ジュビロ磐田にエースが帰ってきた。右肩負傷で離脱していたFW川又堅碁(29)が2日、チームの全体練習に完全合流した。磐田市内での調整に参加し、約2時間のフルメニューを消化。「全てがOKという訳ではないけど、まずはピッチに戻って来られた」と、充実した表情で汗を拭った。

道のりは険しかった。4月28日、ホーム北海道コンサドーレ札幌戦で負傷。左CKに飛び込んだ際、体ごとゴールポストに激突した。診察結果は右肩関節脱臼で全治6週間だったが、神経まひが残った。一時は腕が動かず、日常生活にも支障をきたした。

復帰までに要した約4カ月間は、不振にあえぐチームを外から見ることしかできなかった。川又は「ちょっとでも力になりたい分、悔しかった。足は動くのに一緒に練習もできない。ストレスもたまるし、しんどかった」と振り返る。

この日、9対9で行われた実戦形式の練習では前線で起点となり、ゴールを演出。完全復活へ順調に1歩を踏み出した。フェルナンド・フベロ監督(45)も「経験があって質も高い。長い間練習できていなかったが、良くなる面はたくさんある」と期待を寄せた。

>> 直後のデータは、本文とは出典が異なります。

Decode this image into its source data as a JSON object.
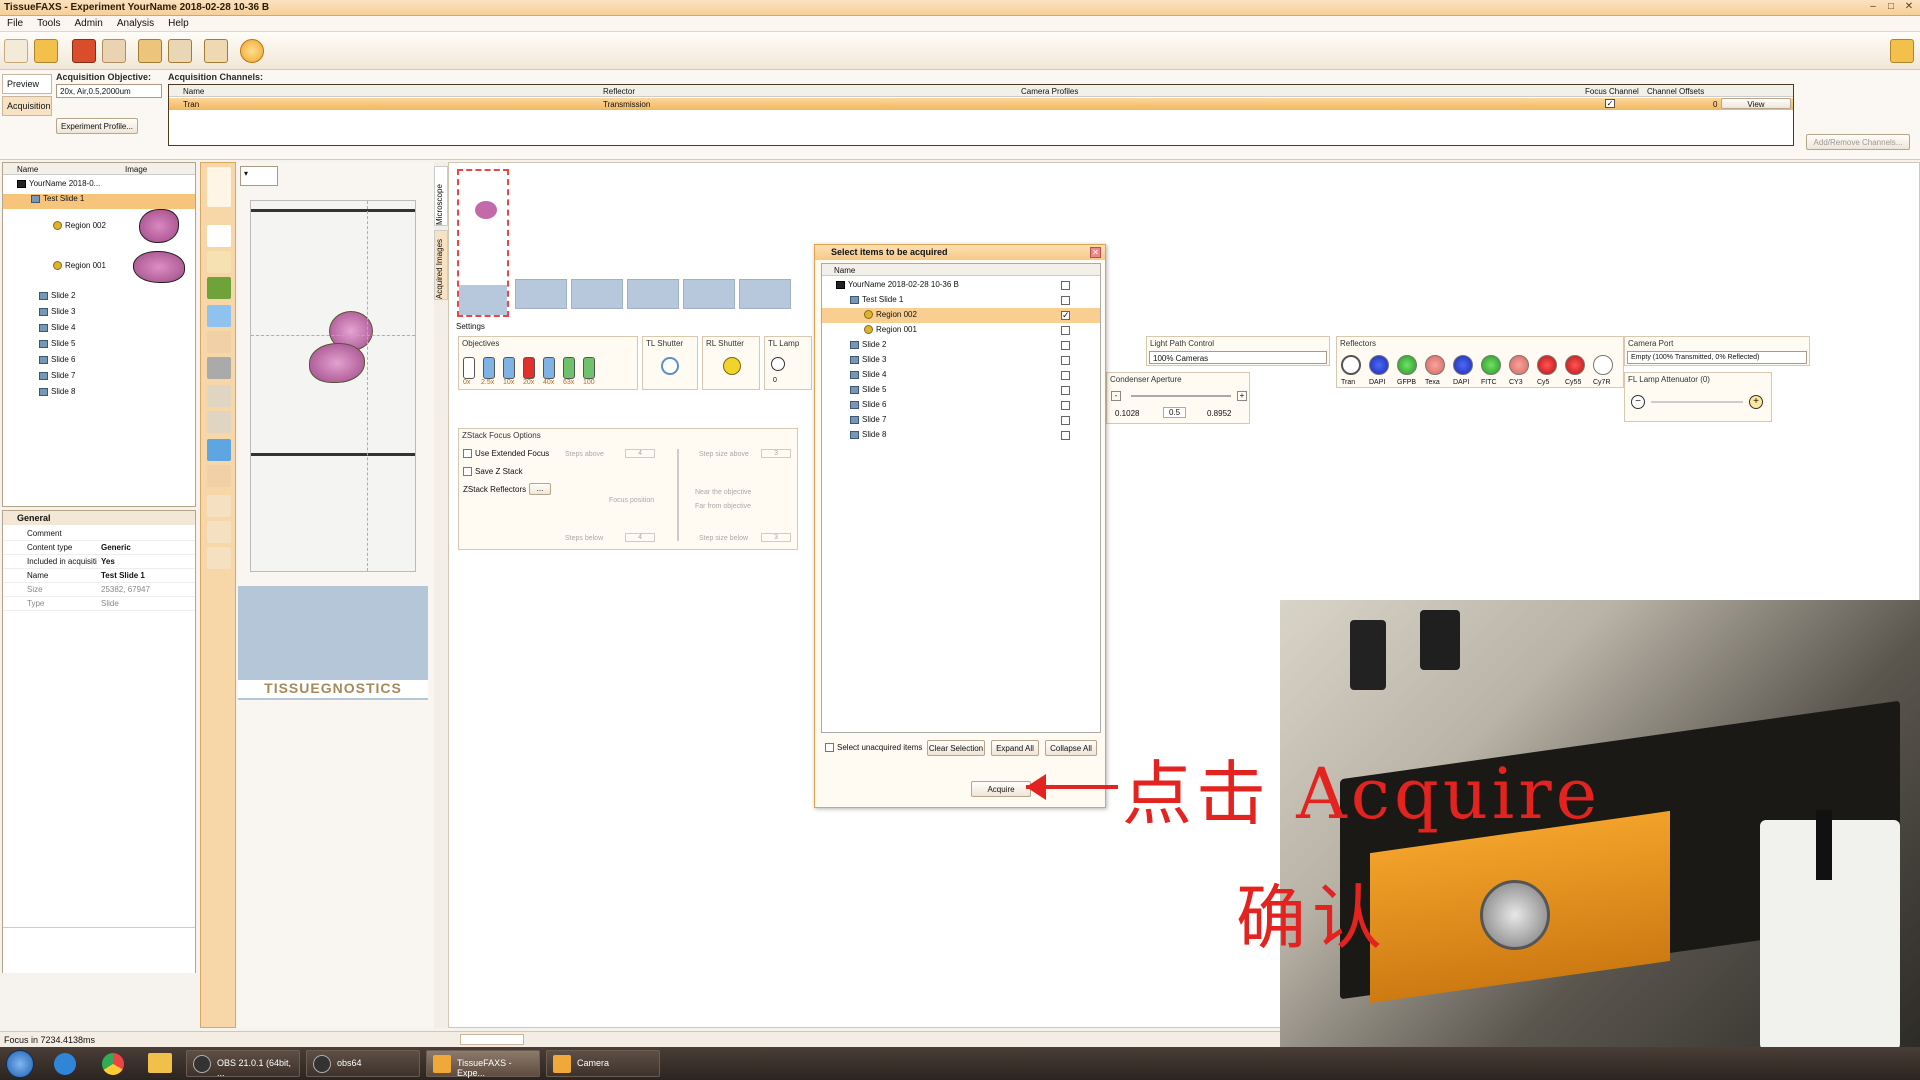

次節は14日にアウェーで川崎フロンターレと対戦するが、公式戦復帰には「チームのOKが必要」と川又。慎重に状態を見極めていく必要がある。それでも、「(出場)前提での復帰。もちろん出る準備はしていく。出なかったとしても、チームに何か新しいものを生み出していきたい」と話した。残り9試合。J1残留のために全力を尽くす。【前田和哉】

◆川又堅碁(かわまた・けんご)1989年(平元)10月14日、愛媛県生まれ。小松高在学中はJ2愛媛の特別指定選手。08年に新潟入り。10年にはブラジル・カタンドゥベンセに半年間の期限付き移籍。12年にはJ2岡山に期限付き移籍。新潟に復帰した13年、J1ランク2位の23得点を挙げてベストイレブン。14年にJ1名古屋、15年に日本代表デビュー、17年にJ1磐田移籍。J1通算210試合出場70得点。184センチ、76キロ。血液型B。